25 gennaio, 2017

Sull'alienazione tecnologica

leggevo questo articolo
Ora, il sito non è esattamente Wired, ma pur nella sua semplicità generalista che rasenta la banalità a volte è possibile trarre degli spunti di ragionamento. Ad esempio su uscite come questa:

Le nuove tecnologie alla base della comunicazione digitale contemporanea ci fanno credere di essere meno isolati perché sempre connessi. Si tratta però dell'illusione di una reale intimità: i nostri profili online esistono in funzione del numero dei contatti, oggetti inanimati e intercambiabili che acuiscono il senso di solitudine.



Ora già su questa singola cosa si potrebbe discutere a lungo. Io mi chiedo, com'è che la razza umana ha fallito così miseramente che ormai anche dei freddi e buggati robot di prima generazione si presentano come alternative allettanti all'interazione eufemisticamente detta "reale", sempre più falsa e inconsistente? I casi sono due: o aveva ragione quel bacchettone di Heidegger sul dominio della tecnica, l'alienazione umana e tutto il resto, oppure il nostro buon filosofo sostenitore e apologeta del nazismo ha invertito le cause con gli effetti; e cioè non è A CAUSA del fatto che la tecnologia si sviluppa che si finisce preda dell'alienazione. Al contrario, siccome siamo già irrimediabilmente alienati, la tecnologia sembra una possibile alternativa, un' ancora di salvezza da un mondo umanamente fottuto. Hai voglia a prendertela con la tecnica, il capitalismo e i massoni.
Il bello è che le persone "normali" (cioè mediamente stupide e dotate della sensibilità, profondità e dello spessore culturale/umano  di un carciofo; per intenderci, il tipo di persona che legge abitualmente articoli come quello sopra e li considera pure profondi e thoughtful) arrivano a provare una genuina invidia rispetto alla prospettiva di essere rimpiazzati con partner-robot e cose di questo tipo. Mi hanno raccontato di questa maestra che alla sua piccola platea di alunni delle medie, con passione si esprimeva contro la robotizzazione della società, sostenendo che i robot avrebbero preso il posto delle interazioni umane, prima nel lavoro (parbleu, maestre-robot!) e poi nei rapporti intimi, fino ai temutissimi (soprattutto dalle donne) partner-robot. Ora, tralasciando anche il fatto che se persino un fottuto robot è in grado di farti concorrenza, puoi già immaginare cosa ne penso di te.

Inciso: cioè che evidentemente te lo meriti, di venire "scartato" in favore di una merdosa macchina. Sia chiaro, la penso così anche per gli indigeni che "perdono il lavoro per colpa degli immigrati". Se un immigrato, con tutti i suoi problemi e le difficoltà di adattamento è in grado di farti concorrenza, sei messo davvero male. Probabilmente le tue capacità lavorative sono quello che sono, sei in fondo alla piramide alimentare e ti ritrovi a dovertela giocare con gli ultimi straccioni sbarcati col gommone invece che coi borghesotti indigeni e la middle class - anch'essa naufragante, ma senza la prospettiva di un' "America" dove emigrare. Complimenti sinceri. Ma poi certamente io sono un comunista di merda che non ha pietà e rispetto per gli italiani, quei piccoli fiocchi di neve speciali!
Sub-inciso: ciò non toglie che la maggior parte degli immigrati se ne devono andare lo stesso, perché sono poveri e puzzano. Abbiamo già i terroni a riempire la quota umanitaria.

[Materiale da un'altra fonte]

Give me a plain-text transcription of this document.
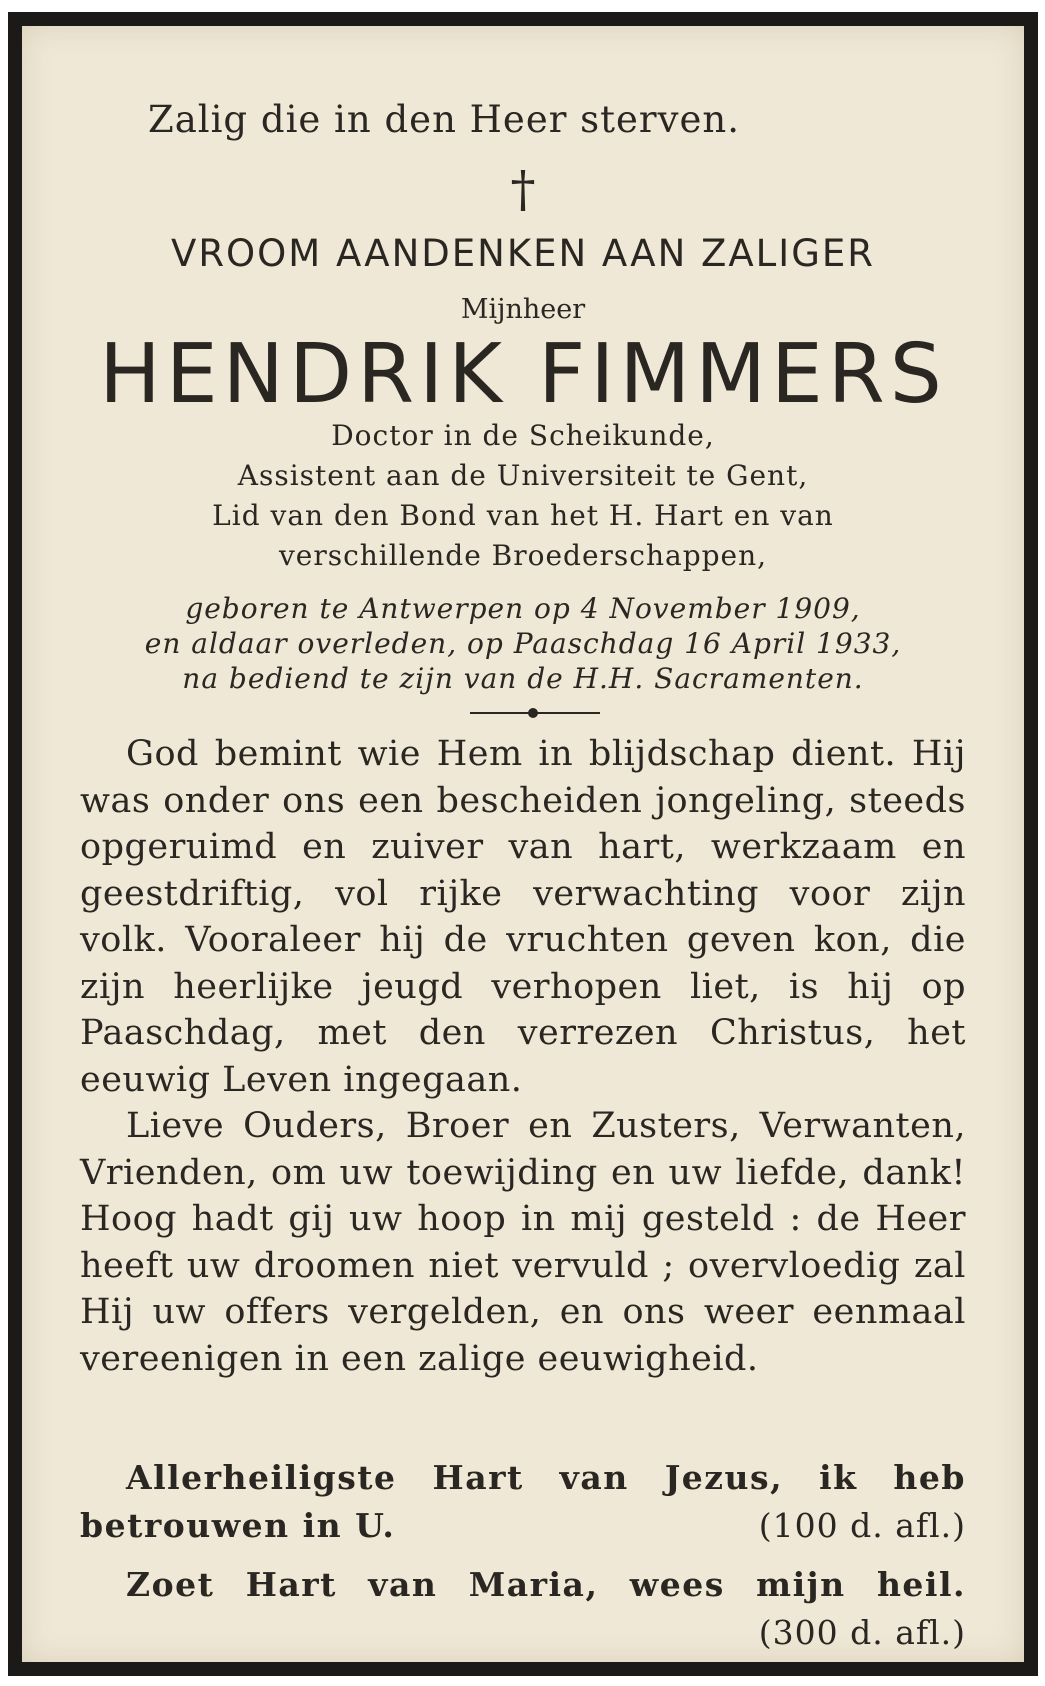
Zalig die in den Heer sterven.
†
VROOM AANDENKEN AAN ZALIGER
Mijnheer
HENDRIK FIMMERS
Doctor in de Scheikunde,
Assistent aan de Universiteit te Gent,
Lid van den Bond van het H. Hart en van
verschillende Broederschappen,
geboren te Antwerpen op 4 November 1909,
en aldaar overleden, op Paaschdag 16 April 1933,
na bediend te zijn van de H.H. Sacramenten.

God bemint wie Hem in blijdschap dient. Hij was onder ons een bescheiden jongeling, steeds opgeruimd en zuiver van hart, werkzaam en geestdriftig, vol rijke verwachting voor zijn volk. Vooraleer hij de vruchten geven kon, die zijn heerlijke jeugd verhopen liet, is hij op Paaschdag, met den verrezen Christus, het eeuwig Leven ingegaan.

Lieve Ouders, Broer en Zusters, Verwanten, Vrienden, om uw toewijding en uw liefde, dank! Hoog hadt gij uw hoop in mij gesteld : de Heer heeft uw droomen niet vervuld ; overvloedig zal Hij uw offers vergelden, en ons weer eenmaal vereenigen in een zalige eeuwigheid.

Allerheiligste Hart van Jezus, ik heb
betrouwen in U.	(100 d. afl.)
Zoet Hart van Maria, wees mijn heil.
(300 d. afl.)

Fin qui ho analizzato solo la prospettiva di essere sostituiti da un robot sul piano professionale, che è una cosa che può ancora avere un suo senso; ma se poi si arriva a sentirsi minacciati e in competizione anche sul piano delle relazioni intime... beh non voglio infierire oltre, voglio dire se è più entusiasmante discutere con Chatbot che con te, la vita infierirà già da sola sulle tue piccole emozioni preziose. Puoi contarci.
A margine di tutto questo ragionamento edgy, aggiungiamoci pure che in effetti preferirei affidare i miei figli a un robot, a una fottuta macchina programmabile piuttosto che a una "maestra" (di vita, proprio!) sclerata e insoddisfatta che magari li picchia o li abusa pure; ma appunto, come si è arrivati al livello in cui un ragionamento del genere appare (non voglio nemmeno dire "è") perfettamente sensato? Io rimango dell'idea che invece di prendersela coi barbari, l'Occidente farebbe meglio a guardarsi nello specchio e sputarsi in faccia da solo.